L'égalité c'est toute l'année : les femmes en premières lignes face à l'urgence climatique
Épisode 10 : Éclairage sur l'écoféminisme avec Maureen Bal, doctorante en science politique à l'Université de Bordeaux (Campus Montesquieu), à l'occasion de la Journée mondiale du Climat célébrée le 8 décembre.
Un phénomène qui franchira rapidement l'Atlantique pour gagner les campus américains. En France, le mouvement intellectuel fait long feu. Ce n'est qu'après deux décennies de mouvements sociaux, de lutte antiraciste, antimilitariste et antihomophobie, et la création de nouveaux foyers de contestation féminine notamment en Inde, que le terme reprend de la vigueur au tournant des années 2000. C'est cette question du dialogue transfrontalier entre les luttes qu'explore en profondeur la chercheuse bordelaise Maureen Bal, sous la forme d'un projet de thèse baptisé : "Les impensés de l'écoféminisme : étude comparative des écoféminismes français et étasunien (1970-2020)", sous la direction du professeur Patrick Chastenet.
Les femmes premières victimes
Responsables du foyer, qu'il s'agisse de l'approvisionnement en nourriture, en eau, de l'entretien du logis, elles doivent affronter les déplacements contraints par les sécheresses, les famines, tout en conservant leur rôle de responsable du cercle familial.
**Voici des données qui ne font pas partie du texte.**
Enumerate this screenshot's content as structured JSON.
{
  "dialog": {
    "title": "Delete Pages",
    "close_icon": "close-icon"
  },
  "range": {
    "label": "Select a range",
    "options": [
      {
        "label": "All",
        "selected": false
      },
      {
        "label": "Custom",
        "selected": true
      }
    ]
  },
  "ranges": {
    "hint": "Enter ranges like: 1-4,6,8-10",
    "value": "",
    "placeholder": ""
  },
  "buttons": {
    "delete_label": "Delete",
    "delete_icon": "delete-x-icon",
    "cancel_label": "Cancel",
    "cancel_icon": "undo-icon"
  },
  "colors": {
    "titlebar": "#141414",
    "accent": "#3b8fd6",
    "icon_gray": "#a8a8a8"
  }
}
Des risques qui peuvent les entraîner plus facilement dans la pauvreté, comme le signalent Oxfam et ONU Femmes. Les catastrophes naturelles et les mouvements migratoires qu'ils entraînent les rendent même plus vulnérables aux violences sexuelles.
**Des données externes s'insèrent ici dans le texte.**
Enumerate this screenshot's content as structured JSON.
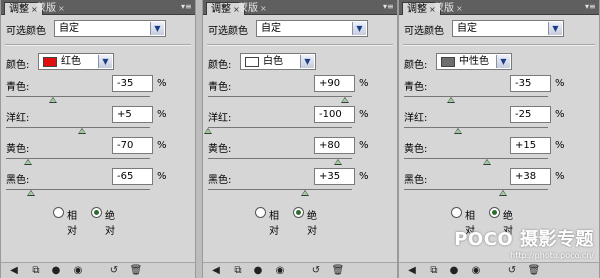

"Des luttes en imbrication"
A cette critique, l'écoféminisme ajoute un questionnement sur le sujet colonial et l'exploitation par le Nord global des ressources des pays du Sud (Amérique du Sud, Afrique et Asie) toujours d'actualité. "Toutes ces luttes se rassemblent. Ce sont des mécanismes de lutte qui sont en imbrication", explique Maureen Bal. Son travail explore également les grands mouvements de contestation passés, comme l'occupation du camp militaire de Greenham Common, en Angleterre, sur lequel des femmes ont manifesté durant 19 ans (1981-2000) contre l'installation de missiles nucléaires. Ou encore le Women's Pentagon Action, qui a rassemblé 2 000 femmes devant le siège principal de l'armée américaine, unies contre l'escalade de l'armement en pleine guerre froide, et le mouvement Chipko en Inde, associant oppression patriarcale des femmes et des forêts.
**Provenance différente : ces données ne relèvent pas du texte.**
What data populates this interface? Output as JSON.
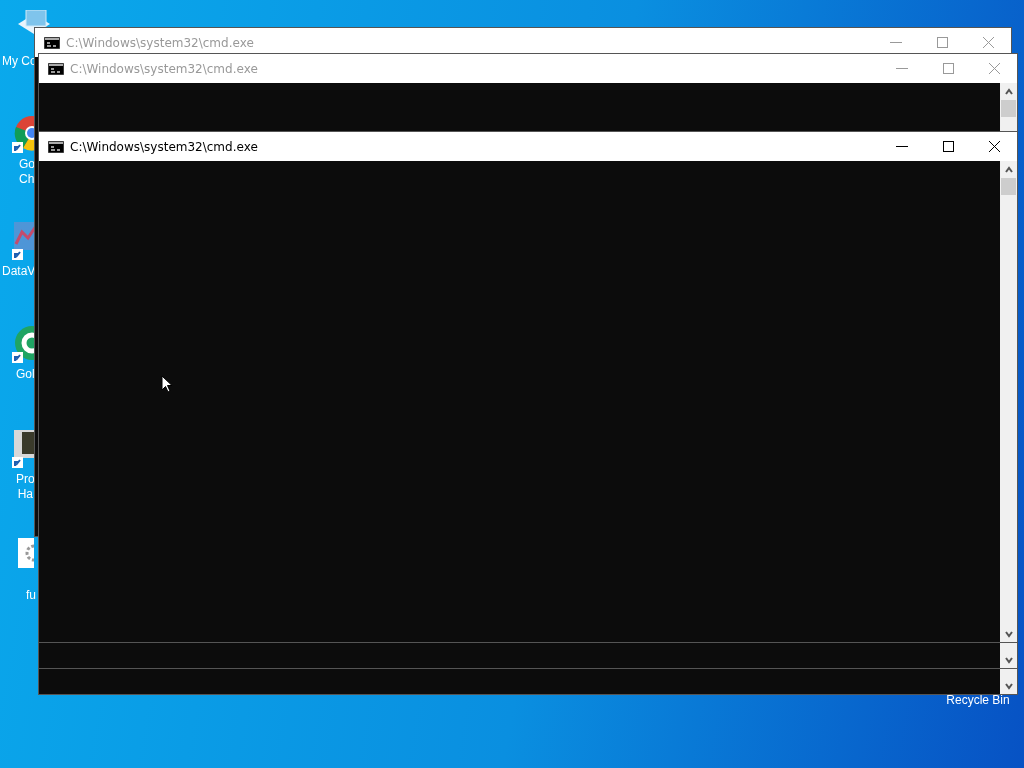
{
  "desktop": {
    "icons": [
      {
        "kind": "computer",
        "label": [
          "My Co"
        ]
      },
      {
        "kind": "browser",
        "label": [
          "Go",
          "Ch"
        ]
      },
      {
        "kind": "chart",
        "label": [
          "DataV"
        ]
      },
      {
        "kind": "letter-app",
        "label": [
          "Gol"
        ]
      },
      {
        "kind": "device",
        "label": [
          "Pro",
          "Ha"
        ]
      },
      {
        "kind": "settings-file",
        "label": [
          "fu"
        ]
      },
      {
        "kind": "recycle",
        "label": [
          "Recycle Bin"
        ]
      }
    ]
  },
  "windows": [
    {
      "title": "C:\\Windows\\system32\\cmd.exe",
      "active": false
    },
    {
      "title": "C:\\Windows\\system32\\cmd.exe",
      "active": false
    },
    {
      "title": "C:\\Windows\\system32\\cmd.exe",
      "active": true
    },
    {
      "kind": "covered"
    }
  ]
}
Depuis une petite dizaine d'années, le mouvement prend de la vigueur dans les universités françaises. Les marches pour le climat, qui ont largement mobilisé la jeunesse, drainent à nouveau ces idées, comme lors du mouvement de protestation contre l'enfouissement de déchets nucléaires dans la commune de Bure (Meuse). Des organisations qui donnent une large place à la revendication féministe, mais aussi LGBTQIA+.
"Une décroissance nécessaire"
"L'écoféminisme tend à prendre en compte la nécessaire décroissance de nos sociétés. Que le système ne peut continuer en imaginant que les ressources sont illimitées. La question de la subsistance est essentielle à ce titre", souligne Maureen Bal. Plus responsables, plus éthiques, nos modes de vie doivent évoluer vers moins d'exploitation humaine ou animale et reposer davantage sur l'autoproduction. Le lien démocratique horizontal et la décentralisation des décisions étant également des chevaux de bataille du mouvement.